Some of us had bigger dreams for our descendants than talking to microwaves, though, which meant this era severely dented the reputation of “smart.” Chen, for instance, has watched antipathy toward it grow over the years. “I think you’re seeing a lot of people start to get turned off by the ‘smart’ category because of all the implications that are tied to it,” he says — subscription fees, companies that fold and stop maintaining software, features and content you paid for suddenly vanishing. (Not to mention privacy and security worries, like the F.B.I. eavesdropping via your voice-activated massager while hackers use your toaster for DDoS attacks.)

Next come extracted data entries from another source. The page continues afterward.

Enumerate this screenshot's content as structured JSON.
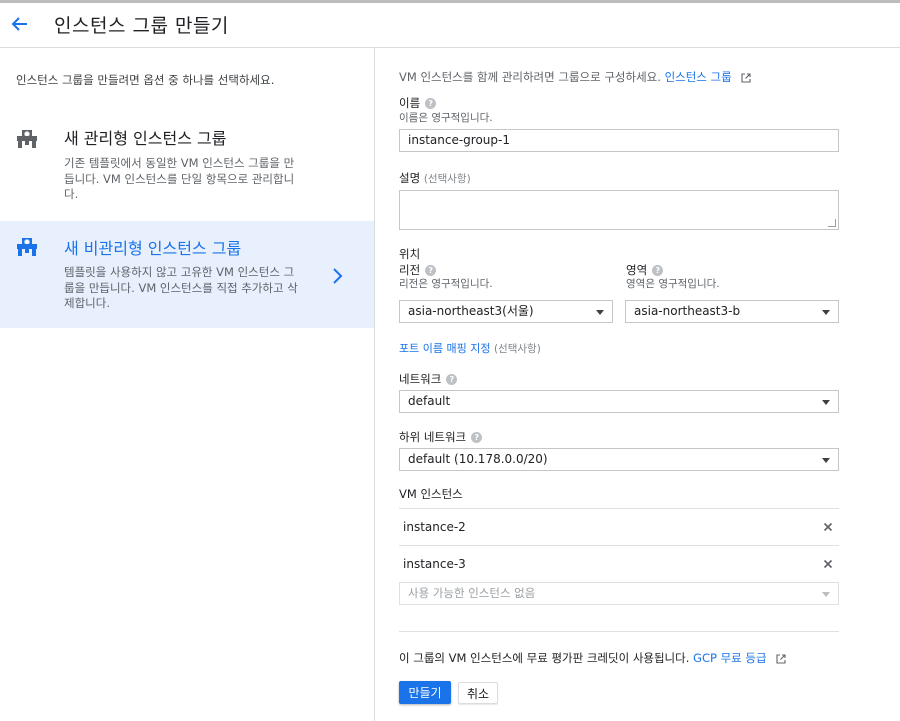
{
  "header": {
    "title": "인스턴스 그룹 만들기"
  },
  "left": {
    "intro": "인스턴스 그룹을 만들려면 옵션 중 하나를 선택하세요.",
    "options": [
      {
        "title": "새 관리형 인스턴스 그룹",
        "desc": "기존 템플릿에서 동일한 VM 인스턴스 그룹을 만듭니다. VM 인스턴스를 단일 항목으로 관리합니다."
      },
      {
        "title": "새 비관리형 인스턴스 그룹",
        "desc": "템플릿을 사용하지 않고 고유한 VM 인스턴스 그룹을 만듭니다. VM 인스턴스를 직접 추가하고 삭제합니다."
      }
    ]
  },
  "form": {
    "intro_text": "VM 인스턴스를 함께 관리하려면 그룹으로 구성하세요.",
    "intro_link": "인스턴스 그룹",
    "name_label": "이름",
    "name_sub": "이름은 영구적입니다.",
    "name_value": "instance-group-1",
    "desc_label": "설명",
    "optional": "(선택사항)",
    "location_label": "위치",
    "region_label": "리전",
    "region_sub": "리전은 영구적입니다.",
    "region_value": "asia-northeast3(서울)",
    "zone_label": "영역",
    "zone_sub": "영역은 영구적입니다.",
    "zone_value": "asia-northeast3-b",
    "port_link": "포트 이름 매핑 지정",
    "network_label": "네트워크",
    "network_value": "default",
    "subnet_label": "하위 네트워크",
    "subnet_value": "default (10.178.0.0/20)",
    "vm_label": "VM 인스턴스",
    "vm_instances": [
      "instance-2",
      "instance-3"
    ],
    "vm_placeholder": "사용 가능한 인스턴스 없음",
    "credit_text": "이 그룹의 VM 인스턴스에 무료 평가판 크레딧이 사용됩니다.",
    "credit_link": "GCP 무료 등급",
    "create_label": "만들기",
    "cancel_label": "취소"
  },
  "colors": {
    "accent": "#1a73e8",
    "selected_bg": "#e8f0fe"
  },
  "icons": [
    "back-arrow-icon",
    "instance-group-icon",
    "chevron-right-icon",
    "help-icon",
    "external-link-icon",
    "close-icon",
    "dropdown-arrow-icon"
  ]
}
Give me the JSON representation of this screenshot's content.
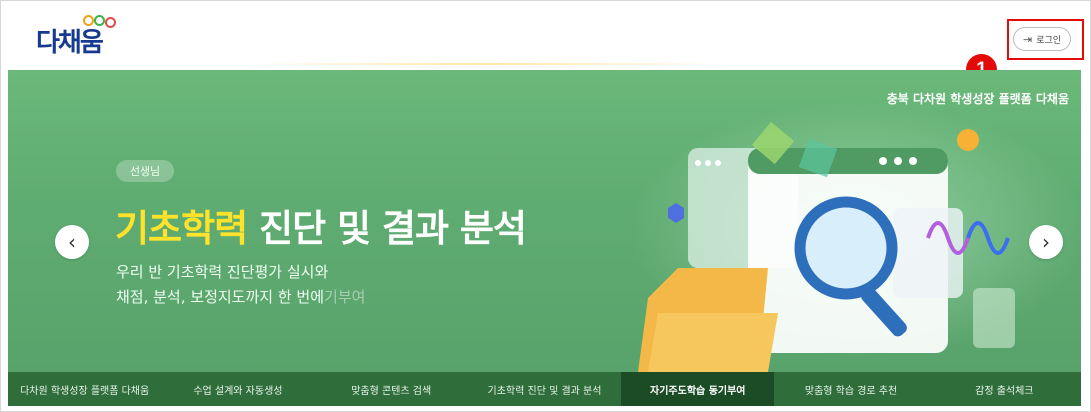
{
  "header": {
    "logo_text": "다채움",
    "login_label": "로그인",
    "login_icon": "login-arrow-icon"
  },
  "annotation": {
    "marker_number": "1",
    "marker_color": "#e30a0a"
  },
  "banner": {
    "top_caption": "충북 다차원 학생성장 플랫폼 다채움",
    "tag": "선생님",
    "headline_highlight": "기초학력",
    "headline_rest": " 진단 및 결과 분석",
    "desc_line1": "우리 반 기초학력 진단평가 실시와",
    "desc_line2": "채점, 분석, 보정지도까지 한 번에",
    "desc_line2_fade": "기부여",
    "prev_icon": "chevron-left-icon",
    "next_icon": "chevron-right-icon",
    "background_color": "#62ae74",
    "highlight_color": "#ffe32a"
  },
  "nav": {
    "items": [
      {
        "label": "다차원 학생성장 플랫폼 다채움",
        "active": false
      },
      {
        "label": "수업 설계와 자동생성",
        "active": false
      },
      {
        "label": "맞춤형 콘텐츠 검색",
        "active": false
      },
      {
        "label": "기초학력 진단 및 결과 분석",
        "active": false
      },
      {
        "label": "자기주도학습 동기부여",
        "active": true
      },
      {
        "label": "맞춤형 학습 경로 추천",
        "active": false
      },
      {
        "label": "감정 출석체크",
        "active": false
      }
    ],
    "background_color": "#2f6e3b",
    "active_color": "#1b4c26"
  }
}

Chen mentioned the garage-door opener MyQ, which infuriated users by introducing subscriptions: “It’s just people realizing, like, I can’t even open my garage for free anymore. What do I own anymore?” That feeling has fed the growing love of dumbness — “because it’s like, OK, I actually bought this coffee maker. It’s not connected to Wi-Fi or the internet. I’m not going to need software updates. It’s going to work indefinitely, so long as I clean it up every now and then.”
Smartphones are too deeply integrated into modern life for many people to officially forsake them — but according to some polls, nearly half of Americans wish they could. What’s remarkable is that the people most likely to try — and, sometimes, the people most interested in “dumb screens” or dumb products in general — aren’t tech-averse or lagging behind the times. They’re more like early adopters, applying a great deal of effort and technical savvy to creating the experience they want. This is the strange moment we’ve arrived at: Even among young futurists, it’s often the promise of “advanced” digital features that makes people groan.
Here, too, there is a funny trick of language. Both “smart” and “dumb” seem to have arrived at their usual meanings via metaphor. “Dumb,” for most of its life in English, meant mute, unresponsive — stupefied, potentially, but mostly just silent. This is why a previous tech innovation was called the “dumb waiter”: It would pulley something upstairs without a word. The change to indicating stupidity is only a few hundred years old — recent enough that most of us have no trouble understanding a word like “dumbstruck.” As for “smart,” the original meaning is the one involving a sharp pain. But we use a lot of bladelike metaphors to describe intelligence — sharp, keen, cutting, incisive, piercing, penetrating — and sometime around the 16th century, “smart” attached itself to a sharp mind.
Which means that, on some strange level, we may have circled around to the origins of these words. The smart things are paining us. The dumb ones are blessedly quiet — which, at this point, can feel like the more intelligent option.
Nitsuh Abebe is a story editor for the magazine.